Researchers at the Energy Department's Sandia National Laboratories, working with Structural Monitoring Systems, a U.K.-based maker of structural health monitoring sensors, outfitted a bridge with a network of eight sensors designed to alert maintenance engineers of cracks that require repair.
The structural health monitoring system includes eight comparative vacuum monitoring sensors, a vacuum pump to form the vacuum, a control system to turn on the vacuum pump and check the sensors, and a wireless transmitting device to call or text maintenance engineers if a sensor detects a crack. The system is powered by a lithium-ion battery, which is recharged by a solar panel.
The sensors are made of flexible Teflon and have rows of channels, called galleries. They can be placed on critical joints or welds or near other places where cracks are likely to form. When the metal is whole, the pump is able to remove all of the air from the galleries, forming a vacuum. When a tiny crack forms in the metal underneath the sensor, it can no longer form a vacuum. The sensors can detect cracks smaller than the thickness of a coin.
Researchers say that the sensors can be produced in different shapes, depending on the region that needs to be monitored, such as across a long weld or around a series of bolts. Each sensor has numerous control galleries and monitoring hardware so it can tell if there’s something wrong with the sensor or connecting tubes.
Sandia senior scientist Dennis Roach presented his team’s work in mid-July at the ninth International Conference on Bridge Maintenance, Safety and Management. His presentation included data on the trial bridge, a general assessment of the sensors used, and a proposal for how to make structural health monitoring more routine in transportation infrastructure.
Listening to a Bridge
In 2016, a group of Clarkson University mathematicians and a civil engineer developed an approach to “listen” to a collection of signals from bridges and other mechanical structures in order to diagnose changes or damage.
Their approach involved installing accelerometer sensors along a bridge to measure how each part of the bridge is disturbed in response to a truck driving across.
The Clarkson researchers said that the accelerations serve as a listening media to forces and accelerations traveling through the structure. Signals traveling through the structure are expected to change if the bridge undergoes a change, such as a crack within the structure or if some of the bolts holding it together are loosened.
Part of the group's analysis was a data processing technique called “optimal mutual information interaction,” which was developed to identify significant direct interactions between individual components within a system.
The Clarkson group's work brought together two aspects to detect damage within bridges or other mechanical structures. The first is the automated data collection process; the second is the data analytics tool developed by researchers, which, they say, can infer direct information flow and significant interactions. By combining them, the researchers said they could detect the presence of structural changes within the bridge.
In 2016, more than 54,000 bridges in the U.S. were classified as “structurally deficient” by the Federal Highway Administration’s National Bridge Inventory. “Areas that are difficult to access or things that are remotely located like bridges, pipelines and other critical structures present significant challenges to properly monitoring the health of the structure or equipment,” said Dennis Roach. “A network of structural health monitoring sensors could be a solution, or at least help ensure the necessary vigilance over these components.”
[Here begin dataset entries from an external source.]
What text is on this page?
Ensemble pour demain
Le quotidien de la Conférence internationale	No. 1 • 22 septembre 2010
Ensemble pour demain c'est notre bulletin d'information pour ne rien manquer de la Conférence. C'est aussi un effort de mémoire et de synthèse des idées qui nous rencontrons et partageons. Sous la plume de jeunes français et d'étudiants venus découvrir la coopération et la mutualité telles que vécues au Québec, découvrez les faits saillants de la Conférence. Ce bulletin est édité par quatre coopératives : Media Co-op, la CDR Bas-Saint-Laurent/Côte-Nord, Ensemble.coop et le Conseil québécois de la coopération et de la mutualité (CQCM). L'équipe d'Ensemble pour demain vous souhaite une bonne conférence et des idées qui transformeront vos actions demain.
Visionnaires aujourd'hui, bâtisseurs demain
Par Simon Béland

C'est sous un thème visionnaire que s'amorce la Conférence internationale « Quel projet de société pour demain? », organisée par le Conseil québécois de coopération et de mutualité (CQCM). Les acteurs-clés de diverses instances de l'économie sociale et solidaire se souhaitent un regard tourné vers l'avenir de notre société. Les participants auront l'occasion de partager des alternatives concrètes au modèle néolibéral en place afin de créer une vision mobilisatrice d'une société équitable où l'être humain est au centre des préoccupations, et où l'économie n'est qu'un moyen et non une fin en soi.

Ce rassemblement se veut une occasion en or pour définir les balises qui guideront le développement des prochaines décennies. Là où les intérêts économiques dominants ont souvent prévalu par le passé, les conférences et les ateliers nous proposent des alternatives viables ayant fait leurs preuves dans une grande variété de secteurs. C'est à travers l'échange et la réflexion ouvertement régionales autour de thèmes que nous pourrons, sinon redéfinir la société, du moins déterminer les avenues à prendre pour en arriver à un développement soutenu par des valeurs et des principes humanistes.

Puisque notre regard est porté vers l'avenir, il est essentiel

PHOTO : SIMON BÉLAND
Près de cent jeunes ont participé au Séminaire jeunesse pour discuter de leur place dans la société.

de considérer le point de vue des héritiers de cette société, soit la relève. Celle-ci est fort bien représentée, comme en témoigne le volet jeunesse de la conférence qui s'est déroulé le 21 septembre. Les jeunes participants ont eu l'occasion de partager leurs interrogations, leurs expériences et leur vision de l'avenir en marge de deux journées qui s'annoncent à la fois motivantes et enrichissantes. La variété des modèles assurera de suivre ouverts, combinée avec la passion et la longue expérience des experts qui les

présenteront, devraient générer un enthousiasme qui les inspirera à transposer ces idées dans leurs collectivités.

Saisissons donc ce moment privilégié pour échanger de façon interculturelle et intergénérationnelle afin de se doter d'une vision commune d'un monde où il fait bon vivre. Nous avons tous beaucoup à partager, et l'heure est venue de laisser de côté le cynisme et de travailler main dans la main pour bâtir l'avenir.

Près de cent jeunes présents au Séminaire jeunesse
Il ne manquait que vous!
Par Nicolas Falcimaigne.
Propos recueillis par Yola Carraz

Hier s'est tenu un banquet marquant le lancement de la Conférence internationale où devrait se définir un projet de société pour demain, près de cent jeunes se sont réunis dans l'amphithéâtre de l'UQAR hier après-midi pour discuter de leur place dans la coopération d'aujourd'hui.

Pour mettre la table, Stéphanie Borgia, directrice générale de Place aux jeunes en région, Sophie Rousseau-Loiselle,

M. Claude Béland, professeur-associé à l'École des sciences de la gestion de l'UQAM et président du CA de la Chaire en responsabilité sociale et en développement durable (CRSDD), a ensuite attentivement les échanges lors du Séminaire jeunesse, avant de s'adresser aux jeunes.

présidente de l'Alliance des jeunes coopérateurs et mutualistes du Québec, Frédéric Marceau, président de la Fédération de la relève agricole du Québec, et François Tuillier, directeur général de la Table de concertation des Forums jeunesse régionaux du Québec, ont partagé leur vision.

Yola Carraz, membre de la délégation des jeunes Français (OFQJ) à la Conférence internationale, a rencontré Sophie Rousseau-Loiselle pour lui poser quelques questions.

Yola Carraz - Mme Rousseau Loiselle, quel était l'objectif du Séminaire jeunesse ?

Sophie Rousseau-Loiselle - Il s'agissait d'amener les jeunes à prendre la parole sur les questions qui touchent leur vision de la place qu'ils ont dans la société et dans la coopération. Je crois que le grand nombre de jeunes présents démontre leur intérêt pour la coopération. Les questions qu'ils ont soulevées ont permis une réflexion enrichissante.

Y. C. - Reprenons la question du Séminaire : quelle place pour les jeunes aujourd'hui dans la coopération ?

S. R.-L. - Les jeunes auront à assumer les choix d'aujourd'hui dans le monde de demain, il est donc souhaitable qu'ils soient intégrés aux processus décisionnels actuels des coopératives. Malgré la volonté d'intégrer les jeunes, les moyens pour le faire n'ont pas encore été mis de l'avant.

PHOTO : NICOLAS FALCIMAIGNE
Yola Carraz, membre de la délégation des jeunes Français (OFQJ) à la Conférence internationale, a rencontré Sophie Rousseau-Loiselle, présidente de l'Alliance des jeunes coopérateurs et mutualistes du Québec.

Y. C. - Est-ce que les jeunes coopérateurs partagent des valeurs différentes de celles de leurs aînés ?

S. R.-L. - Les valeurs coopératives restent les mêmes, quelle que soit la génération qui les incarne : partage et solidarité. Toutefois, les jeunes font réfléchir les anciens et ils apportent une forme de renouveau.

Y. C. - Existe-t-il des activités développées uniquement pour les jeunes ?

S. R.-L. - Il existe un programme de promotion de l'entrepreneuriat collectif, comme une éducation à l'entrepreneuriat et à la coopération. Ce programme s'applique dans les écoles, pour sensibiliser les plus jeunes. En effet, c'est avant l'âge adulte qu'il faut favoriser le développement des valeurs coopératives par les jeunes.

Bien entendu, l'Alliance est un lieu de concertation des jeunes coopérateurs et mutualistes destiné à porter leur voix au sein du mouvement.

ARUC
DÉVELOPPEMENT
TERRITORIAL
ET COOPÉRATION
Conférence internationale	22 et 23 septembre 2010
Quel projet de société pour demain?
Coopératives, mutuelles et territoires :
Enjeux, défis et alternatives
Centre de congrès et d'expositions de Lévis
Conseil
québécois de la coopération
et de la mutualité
Sandia and Structural Monitoring Systems also worked together with Delta Air Lines Inc. and the Federal Aviation Administration to get the sensors industry-certified for crack detection on commercial aircraft.
Roach and his team also use piezoelectric sensors, fiber optics and printed eddy current sensors for structural health monitoring. Printed eddy current sensors can be installed on curved surfaces and use changes in a magnetic field to detect cracks. Each sensor takes turns sending out a vibration through the underlying material that the other sensors receive. Cracks or other damage within the sensor network change the “pitch” of these vibrations.
Railcars and rail lines, ships, wind turbines, power plants, remote pipelines, storage tanks, vehicles and even buildings could benefit from real-time, remote structural health monitoring, the researchers say. “The civil infrastructure industry is becoming more aware of the benefits structural health monitoring can provide and is now interested in using them,” Roach said.